Mr. C, a 65-year-old male with a 30 pack-year smoking history and a cardiac arrhythmia, comes to your office for treatment of his COPD. He has been well controlled on a regimen including tiotropium delivered by a dry powder inhaler called a HandiHaler. He plans to move to Europe to be near his family, but wondered whether the tiotropium device commonly used in Europe, the Respimat was equivalent to his Handihaler. Until recently there had been some concerns about the safety of the Respimat inhaler; a post-hoc pooled analysis in 2011 showed an increased rate of mortality associated with the Respimat inhaler as compared with placebo. This effect was particularly significant in patients with underlying cardiac disease.
To address these concerns, the Tiotropium Safety and Performance in Respimat (TIOSPIR) trial was initiated; the results are published in this week’s NEJM. The authors conducted a large-scale, randomized, prospective trial that evaluated the safety and efficacy of 2.5 ug or 5 ug of tiotropium delivered by Respimat inhaler vs. 18 ug of tiotropium delivered by HandiHaler; these doses have equivalent bronchodilator effects. The authors enrolled 17,135 patients with COPD, including many with concomitant stable cardiac disease, and followed them for over 2 years. In terms of the primary outcome, there was no significant difference in death from all causes between the three groups (hazard ratio for Respimat 5 ug vs. HandiHaler was 0.96; hazard ratio for Respimat 2.5 ug vs. HandiHaler was 1.00). Adjudicated causes of death did not significantly differ across the three groups, including cardiac causes. In addition, there was no significant difference in the risk of the first COPD exacerbation between the Respimat 5 ug and HandiHaler groups (hazard ratio of 0.98). These data show no differences in terms of efficacy or safety between the two formulations of tiotropium.

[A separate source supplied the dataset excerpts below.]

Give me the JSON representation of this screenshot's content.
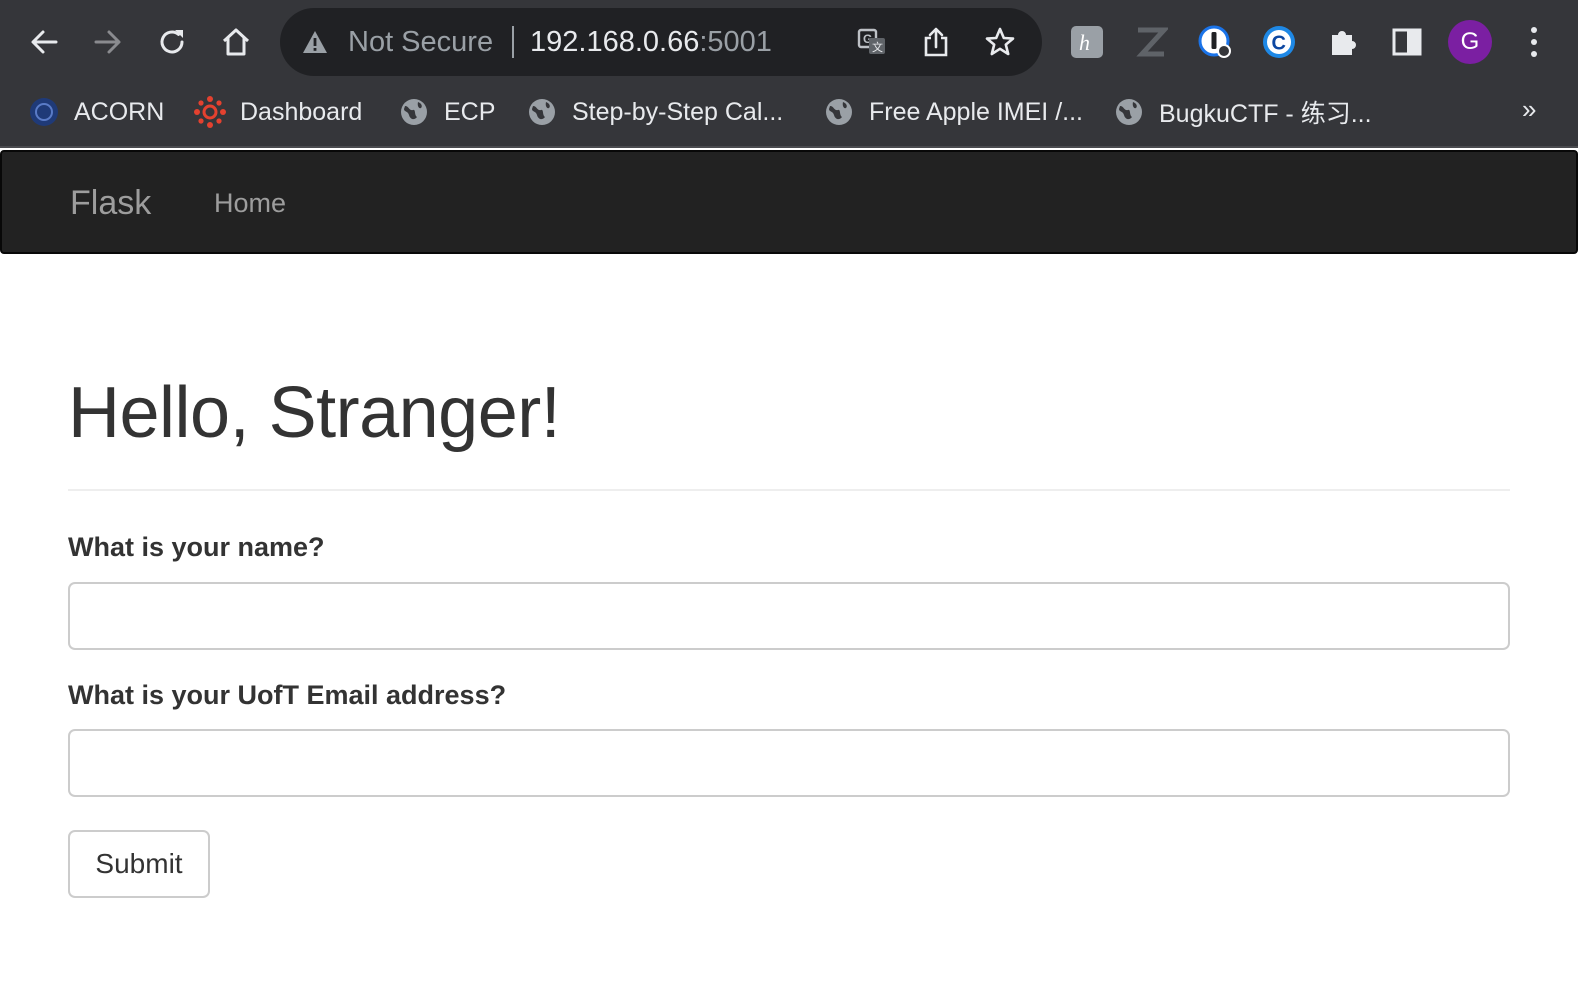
{
  "browser": {
    "omnibox": {
      "security_text": "Not Secure",
      "host": "192.168.0.66",
      "port": ":5001"
    },
    "icons": [
      "back-icon",
      "forward-icon",
      "reload-icon",
      "home-icon",
      "warning-icon",
      "translate-icon",
      "share-icon",
      "bookmark-star-icon",
      "extensions-icon",
      "side-panel-icon",
      "menu-icon"
    ],
    "profile_initial": "G",
    "bookmarks": [
      {
        "label": "ACORN"
      },
      {
        "label": "Dashboard"
      },
      {
        "label": "ECP"
      },
      {
        "label": "Step-by-Step Cal..."
      },
      {
        "label": "Free Apple IMEI /..."
      },
      {
        "label": "BugkuCTF - 练习..."
      }
    ],
    "more_bookmarks": "»"
  },
  "navbar": {
    "brand": "Flask",
    "home": "Home"
  },
  "page": {
    "title": "Hello, Stranger!",
    "form": {
      "name_label": "What is your name?",
      "name_value": "",
      "email_label": "What is your UofT Email address?",
      "email_value": "",
      "submit_label": "Submit"
    }
  },
  "colors": {
    "chrome_bg": "#35363a",
    "omnibox_bg": "#202124",
    "navbar_bg": "#222222",
    "navbar_text": "#9d9d9d",
    "text": "#333333",
    "avatar": "#7b1fa2"
  }
}
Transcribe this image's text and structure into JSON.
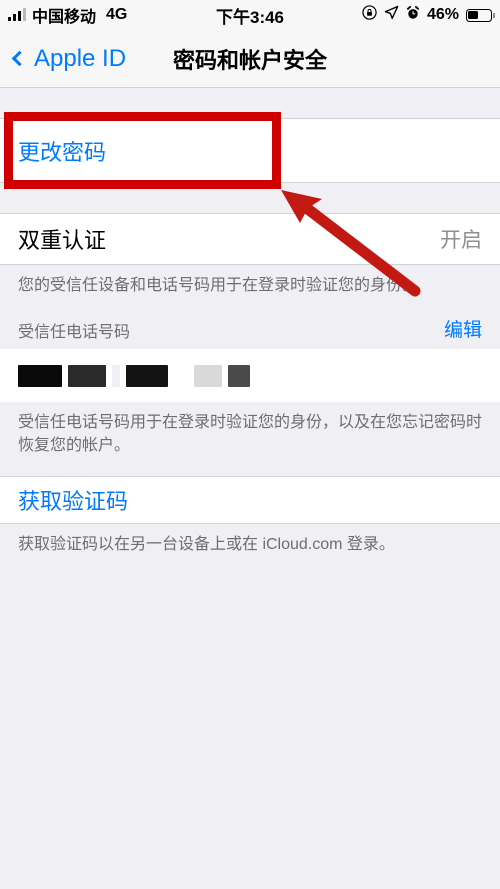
{
  "status_bar": {
    "carrier": "中国移动",
    "network_type": "4G",
    "time": "下午3:46",
    "battery_percent": "46%",
    "battery_level": 46,
    "icons": [
      "signal-bars-icon",
      "rotation-lock-icon",
      "location-arrow-icon",
      "alarm-clock-icon",
      "battery-icon"
    ]
  },
  "nav_bar": {
    "back_label": "Apple ID",
    "title": "密码和帐户安全"
  },
  "sections": {
    "change_password": {
      "label": "更改密码"
    },
    "two_factor": {
      "title": "双重认证",
      "value": "开启",
      "footer": "您的受信任设备和电话号码用于在登录时验证您的身份。"
    },
    "trusted_phone": {
      "header": "受信任电话号码",
      "action": "编辑",
      "number_redacted": true,
      "footer": "受信任电话号码用于在登录时验证您的身份，以及在您忘记密码时恢复您的帐户。"
    },
    "verification_code": {
      "label": "获取验证码",
      "footer": "获取验证码以在另一台设备上或在 iCloud.com 登录。"
    }
  },
  "annotations": {
    "highlight_box_color": "#D00000",
    "arrow_color": "#C21A13",
    "highlight_target": "更改密码"
  },
  "colors": {
    "accent_blue": "#007AFF",
    "group_background": "#EFEFF4",
    "cell_background": "#FFFFFF",
    "secondary_text": "#6D6D72",
    "value_text": "#8E8E93"
  }
}
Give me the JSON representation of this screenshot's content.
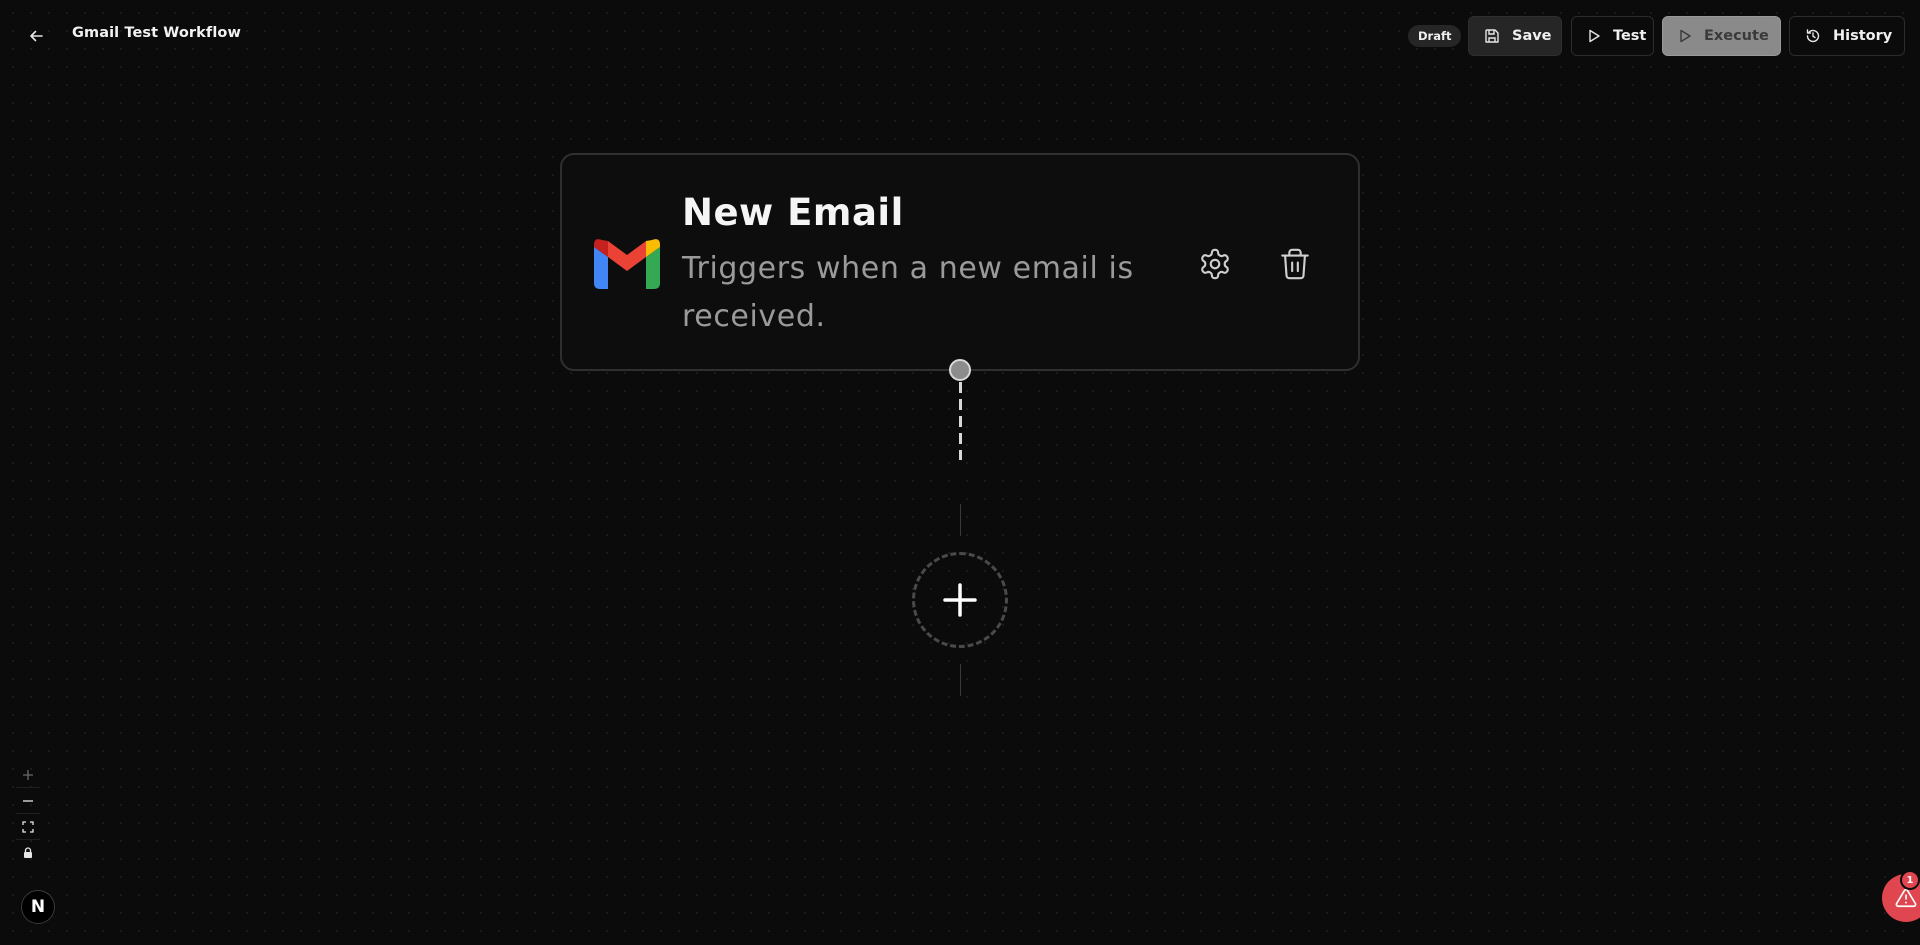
{
  "header": {
    "title": "Gmail Test Workflow",
    "status_badge": "Draft",
    "buttons": {
      "save": "Save",
      "test": "Test",
      "execute": "Execute",
      "history": "History"
    }
  },
  "node": {
    "title": "New Email",
    "description": "Triggers when a new email is received.",
    "icon": "gmail-icon"
  },
  "alerts": {
    "count": "1"
  },
  "logo": {
    "letter": "N"
  }
}
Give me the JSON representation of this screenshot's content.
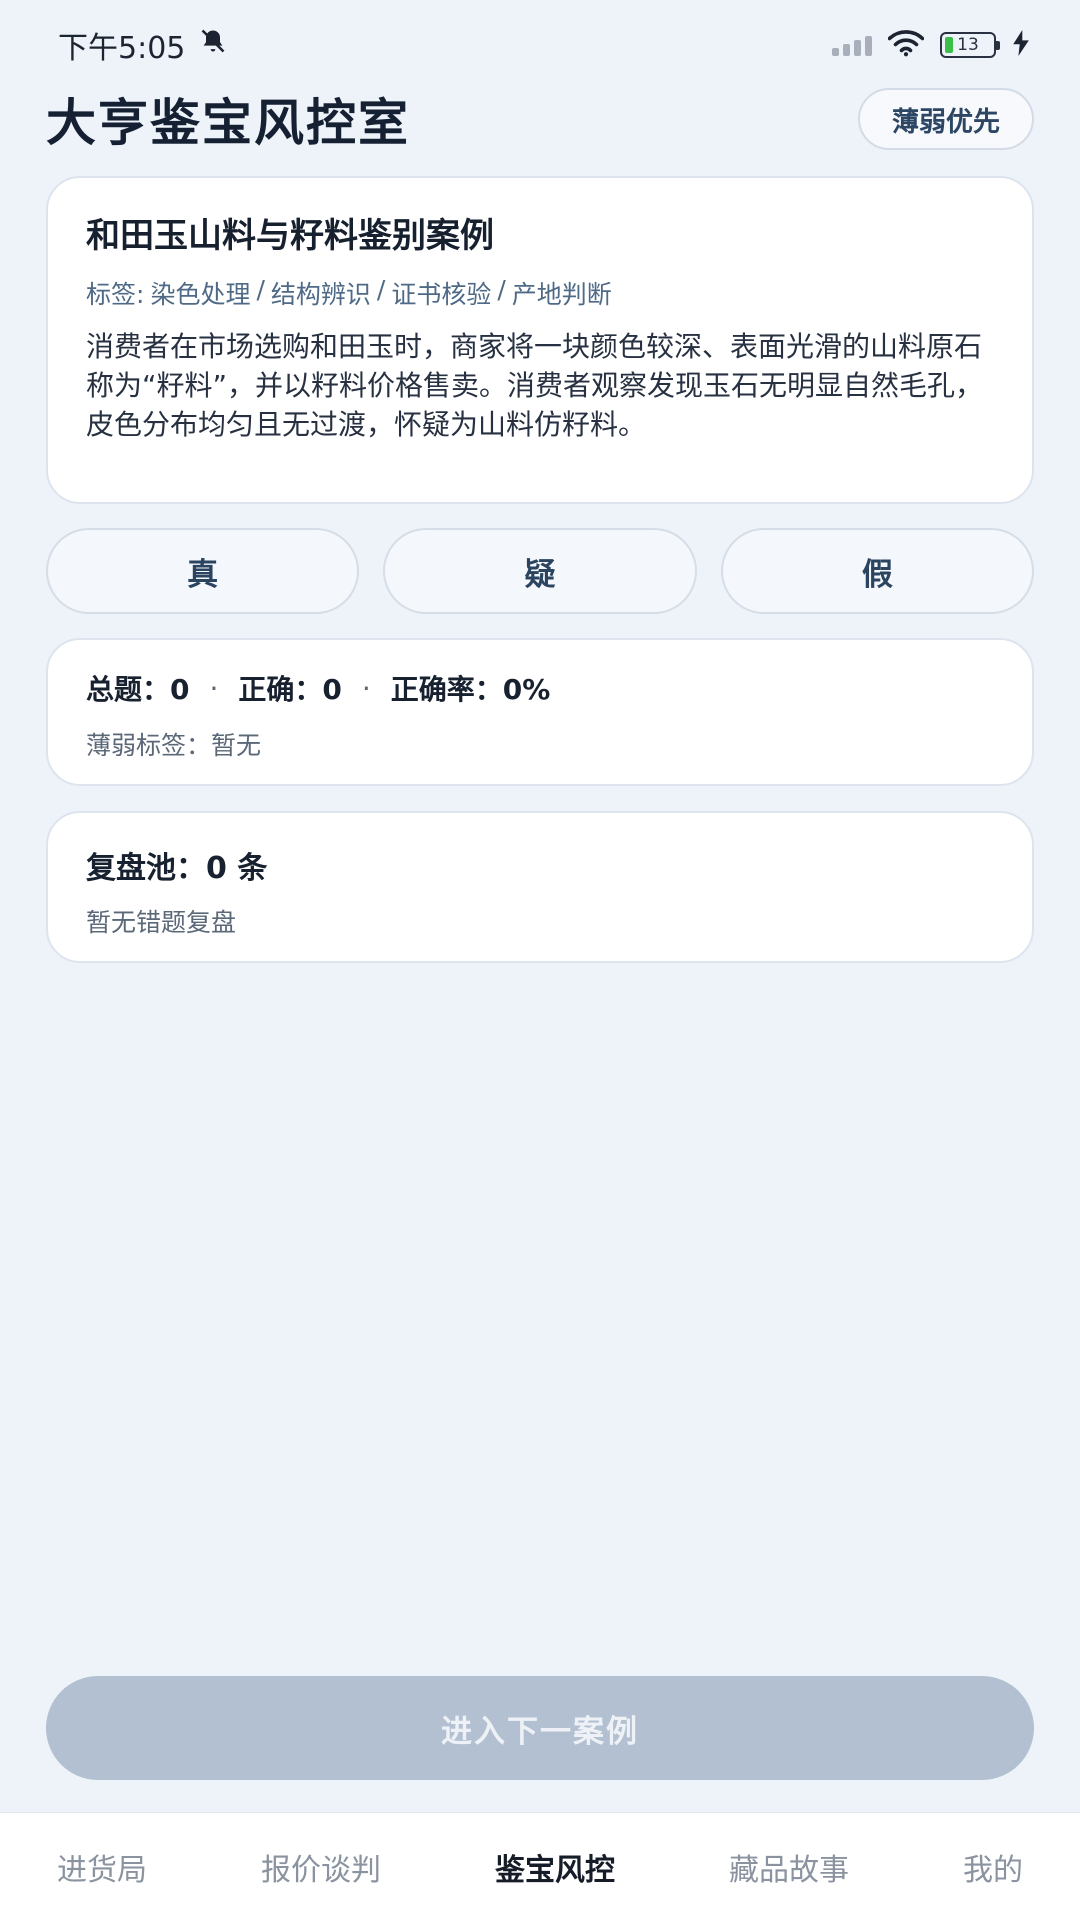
{
  "status_bar": {
    "time": "下午5:05",
    "battery": "13",
    "icons": [
      "bell-muted-icon",
      "signal-icon",
      "wifi-icon",
      "battery-icon",
      "charging-icon"
    ]
  },
  "header": {
    "title": "大亨鉴宝风控室",
    "weak_first_label": "薄弱优先"
  },
  "case": {
    "title": "和田玉山料与籽料鉴别案例",
    "tags_prefix": "标签:",
    "tags": [
      "染色处理",
      "/",
      "结构辨识",
      "/",
      "证书核验",
      "/",
      "产地判断"
    ],
    "description": "消费者在市场选购和田玉时，商家将一块颜色较深、表面光滑的山料原石称为“籽料”，并以籽料价格售卖。消费者观察发现玉石无明显自然毛孔，皮色分布均匀且无过渡，怀疑为山料仿籽料。"
  },
  "answers": {
    "real": "真",
    "doubt": "疑",
    "fake": "假"
  },
  "stats": {
    "total": "总题：0",
    "correct": "正确：0",
    "rate": "正确率：0%",
    "separator": "·",
    "weak_tags": "薄弱标签：暂无"
  },
  "review": {
    "title": "复盘池：0 条",
    "empty": "暂无错题复盘"
  },
  "next_button": "进入下一案例",
  "nav": {
    "items": [
      "进货局",
      "报价谈判",
      "鉴宝风控",
      "藏品故事",
      "我的"
    ],
    "active_index": 2
  },
  "colors": {
    "background": "#eef3fa",
    "accent": "#2c4664",
    "next_disabled": "#b3c0d1"
  }
}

In an accompanying editorial, Christine R. Jenkins, M.D., praises this trial for its rigorous and inclusive nature. She notes that often large-scale, prospective trials are only performed to uncover statistical differences in efficacy but not in safety. In this case, the authors powered the trial such that they could test the assumption that the Respimat formula of tiotropium is associated with increased mortality. In addition, she commends the authors for including a heterogenous population of COPD patients, which is more representative of the typical patients that walk into clinic. This trial not only helps physicians breathe easier when treating their patients with the Respimat formulation of tiotropium, but also sets a high standard for clinical trials involving patients with COPD. Now, Mr. C need not worry as he picks up life and moves to Europe.